The Cynthia Bach collection took off rapidly and went into several Neiman Marcus stores. Cynthia built up a clientele who was passionate about the romantic designs inspired by historic styles and loaded with details Jim added on the work bench.
Hollywood embraced the collection too. A film montage of Cynthia Bach jewels would include countless clips from the red carpet. Selma Hayek put on a diamond and platinum crown at the White House Correspondents dinner; the piece later went on tour with the 1997 The Nature of Diamonds exhibition curated by the American Museum of Natural History. Halle Berry won the Best Actress Golden Globe in a custom-made black diamond and platinum choker, earrings and bracelet all by Cynthia Bach.
At the 2017 Oscars, LaTanya Richards Jackson, actor Samuel Jackson’s wife, wore a 20.23-carat emerald and platinum ring by Cynthia Bach. Samuel Jackson is also a fan. The Kong star posted a picture on Instagram in 2015 in his crown ring with the caption, “I don’t wear jewelry that often, but I Love my Platinum & Diamond Crown ring by @cynthiabach.”
There have been countless collections Cynthia and Jim created together in a process that goes on to this day. The Crowns became a signature motif rendered in intricate rings and brooches. Lyrical Peacock Feathers were transformed into rings that climbed up the finger, wide bracelets and pendant earrings. Then there was the Gitane collection which is a hat tip to the gold work that Jim specializes in.
Once Cynthia completes her designs, Jim carves a wax and covers it in detail. Engraving, filigree and milligrain are just a few of the master techniques Jim implements. “If there is a smooth place I am going to make it textured somehow,” Jim explains. “We don’t have smooth surfaces,” Cynthia adds. “We don’t have straight lines.”

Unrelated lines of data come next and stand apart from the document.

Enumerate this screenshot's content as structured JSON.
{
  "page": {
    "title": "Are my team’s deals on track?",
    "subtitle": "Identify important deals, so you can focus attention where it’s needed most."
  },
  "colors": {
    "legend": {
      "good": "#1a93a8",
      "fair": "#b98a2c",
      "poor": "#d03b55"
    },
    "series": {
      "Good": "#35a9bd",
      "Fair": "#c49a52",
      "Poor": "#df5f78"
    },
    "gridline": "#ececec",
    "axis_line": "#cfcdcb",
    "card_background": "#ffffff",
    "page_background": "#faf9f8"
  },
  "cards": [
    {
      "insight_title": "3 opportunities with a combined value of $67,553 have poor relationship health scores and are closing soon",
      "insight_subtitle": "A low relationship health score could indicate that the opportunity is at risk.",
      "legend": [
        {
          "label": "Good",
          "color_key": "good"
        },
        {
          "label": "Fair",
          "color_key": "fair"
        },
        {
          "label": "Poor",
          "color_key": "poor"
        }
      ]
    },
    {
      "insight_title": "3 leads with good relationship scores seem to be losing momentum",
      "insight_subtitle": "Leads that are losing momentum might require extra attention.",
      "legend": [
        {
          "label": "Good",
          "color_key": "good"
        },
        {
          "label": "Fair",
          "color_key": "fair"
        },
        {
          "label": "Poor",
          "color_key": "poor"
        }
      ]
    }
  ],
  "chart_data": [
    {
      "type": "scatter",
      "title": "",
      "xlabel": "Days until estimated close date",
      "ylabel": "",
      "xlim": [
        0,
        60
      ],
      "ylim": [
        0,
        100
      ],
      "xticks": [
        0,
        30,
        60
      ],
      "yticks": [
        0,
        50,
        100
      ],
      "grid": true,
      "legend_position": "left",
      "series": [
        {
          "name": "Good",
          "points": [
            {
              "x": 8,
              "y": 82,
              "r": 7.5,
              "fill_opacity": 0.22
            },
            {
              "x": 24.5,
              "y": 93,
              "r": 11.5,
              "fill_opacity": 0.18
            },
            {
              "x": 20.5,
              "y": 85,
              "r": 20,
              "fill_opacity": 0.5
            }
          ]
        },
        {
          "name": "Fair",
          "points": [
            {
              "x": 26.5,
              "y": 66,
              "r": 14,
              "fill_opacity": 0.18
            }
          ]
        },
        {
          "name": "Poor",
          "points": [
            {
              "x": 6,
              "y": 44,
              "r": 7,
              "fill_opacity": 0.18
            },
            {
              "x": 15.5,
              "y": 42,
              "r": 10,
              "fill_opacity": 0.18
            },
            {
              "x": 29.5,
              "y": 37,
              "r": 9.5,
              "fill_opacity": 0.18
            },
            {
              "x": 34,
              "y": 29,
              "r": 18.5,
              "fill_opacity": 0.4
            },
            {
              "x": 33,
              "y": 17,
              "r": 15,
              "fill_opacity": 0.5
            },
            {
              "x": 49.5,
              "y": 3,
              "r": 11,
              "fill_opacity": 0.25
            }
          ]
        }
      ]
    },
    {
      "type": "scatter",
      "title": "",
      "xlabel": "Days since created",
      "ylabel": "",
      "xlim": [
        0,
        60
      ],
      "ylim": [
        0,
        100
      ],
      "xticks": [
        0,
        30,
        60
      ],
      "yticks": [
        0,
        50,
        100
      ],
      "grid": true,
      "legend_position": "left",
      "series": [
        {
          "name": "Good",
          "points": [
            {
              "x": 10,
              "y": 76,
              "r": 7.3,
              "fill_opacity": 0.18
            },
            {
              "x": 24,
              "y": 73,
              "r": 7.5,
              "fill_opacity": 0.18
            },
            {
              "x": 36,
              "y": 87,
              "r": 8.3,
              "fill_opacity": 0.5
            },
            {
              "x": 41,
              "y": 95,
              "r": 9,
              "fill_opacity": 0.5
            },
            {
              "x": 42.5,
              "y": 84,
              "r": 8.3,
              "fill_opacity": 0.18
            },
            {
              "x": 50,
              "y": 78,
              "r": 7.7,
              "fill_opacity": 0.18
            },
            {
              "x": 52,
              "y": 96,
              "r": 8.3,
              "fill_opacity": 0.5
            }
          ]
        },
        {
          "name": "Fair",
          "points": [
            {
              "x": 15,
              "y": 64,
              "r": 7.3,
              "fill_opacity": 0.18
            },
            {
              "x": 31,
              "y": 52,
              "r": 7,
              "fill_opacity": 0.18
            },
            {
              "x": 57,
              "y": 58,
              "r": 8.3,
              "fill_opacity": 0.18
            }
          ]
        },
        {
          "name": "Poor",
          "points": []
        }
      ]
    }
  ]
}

“It’s one brain it’s one mind,” is how Cynthia describes the work she and Jim do together. “I’ll have an idea or he’ll have an idea. I give him a sketch then he works into it.”
Remember when I told you at the beginning of this long tale how Taffin designer James de Givenchy, who initially learned about bench techniques from Jim Matthews, felt having a craftsman who understood your signature was critical to the finishing of a jewel? Jim and Cynthia’s life of collaboration is a very special expression of the importance of a craftsman to a signature style. There are few, if any, like it in the history of jewelry.
As you might imagine a creative person like Jim is not limited to one medium. During the course of the pandemic, the colors of gems in jewelry followed him into wood carving and the fanciful installation worthy of an art gallery that fills the couple’s entire garage. It is one of several imaginative ways he has used his skills outside the jewelry realm.
I hope with this unexpected story of Jim Matthews, the master craftsman, you are left with some of the behind-the-scenes magic that happens in jewelry because of the people who create it.